Sibulele Mome, who lives with her three young children, said her biggest challenge is mould and water leaks. “My children are always sick.”

Mome said due to shoddy plumbing, the bathroom in the unit above her flat constantly leaks into hers. “I have that bucket on the wardrobe to hold water that leaks from the top flat.

“The residents here have gone to the municipality to protest several times but we never received help. The mayor was in my house to see the mould but no help came afterwards. Winter is the worst. We are willing to temporarily relocate whilst they rebuild but nothing like that has ever been proposed,” she said.

Some blocks of flats are littered with overflowing sewage and broken pipes.

Madoda Cuphe said “poor workmanship, cutting corners, bypassing building regulations and specifications” had contributed to the failure of the project which should have set a standard for collaborative social housing in the city.

“People were looking forward to the N2 Gateway project and were disappointed.”

“Residents were very angry to the extent that they stopped paying rent. They are still waiting for answers on what actually went wrong. It is hazardous to let people stay there,” he said.

Government responds

In response to our questions about budgets and problems with the buildings, the City of Cape Town said it had not been directly involved in the construction of the units. The City had only provided the land, and the national and provincial government had been responsible for the construction, through Thubelisha Homes.
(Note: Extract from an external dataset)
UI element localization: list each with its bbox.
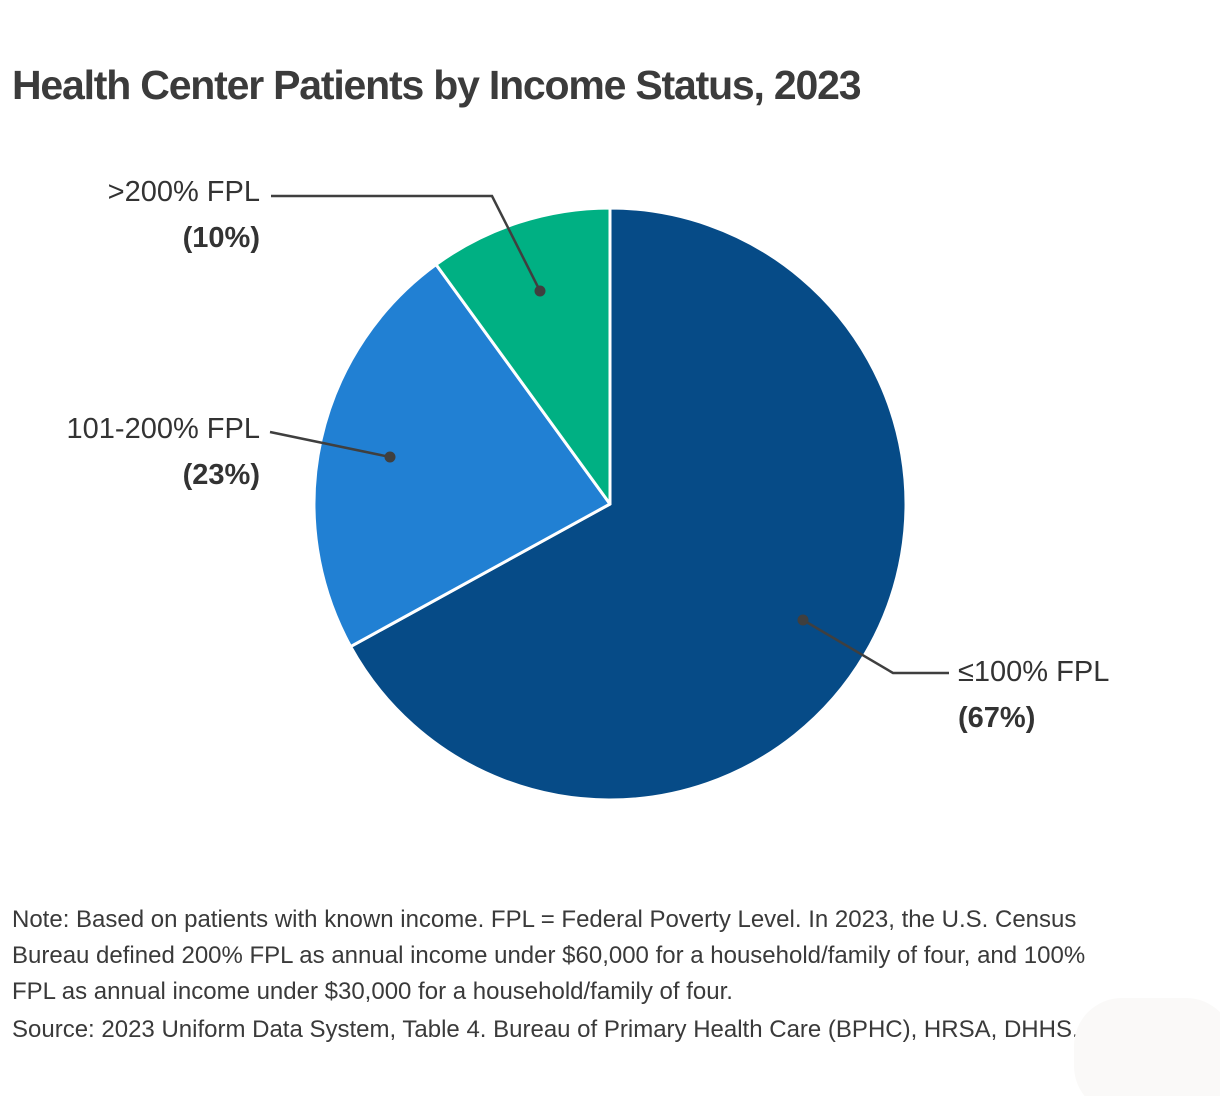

“For information in this regard, please approach the Provincial Department of Human Settlements,” the City said.

However, the provincial department’s Muneera Allie said in response to our queries: “Kindly note that this query should be referred to the City of Cape Town.”

“The N2 Gateway Langa rental flats was constructed in 2005 by the Sobambisana Community Developments Consortium (SCD). The SCD was appointed by the City of Cape Town for the construction of the flats. Thubelisha was appointed in April 2006 by the National Department to manage the flats. The City is therefore better placed to respond to the query.”

The City’s media office said when the flats were handed over to the City in 2013, the handover should have included a substantial budget for upgrades and maintenance, but these funds were never allocated to the City.

“There were no lease agreements, and despite numerous meetings, workshops, and requests for tenants to enter into formal lease agreements with the City, most of the residents refused to do so.”

“In December 2015, the City had no alternative but to take the necessary action to compel the residents to enter into lease agreements. Only 118 residents responded and signed lease agreements. This meant that the City could only attend to repairs and maintenance requests from these tenants.”

A woman hangs her washing outside opposite the N2 highway in Cape Town

The City said that efforts by officials to get the families in the other flats to cooperate had been unsuccessful. Attempts to complete a survey had been met with a refusal to provide the required information.

When GroundUp visited the flats on 18 April, the acting spokesperson for the Public Protector’s Office Ndili Msoki, was conducting an inspection. Msoki said the Public Protector’s Office would meet with the Western Cape government and find out why problems had not been solved.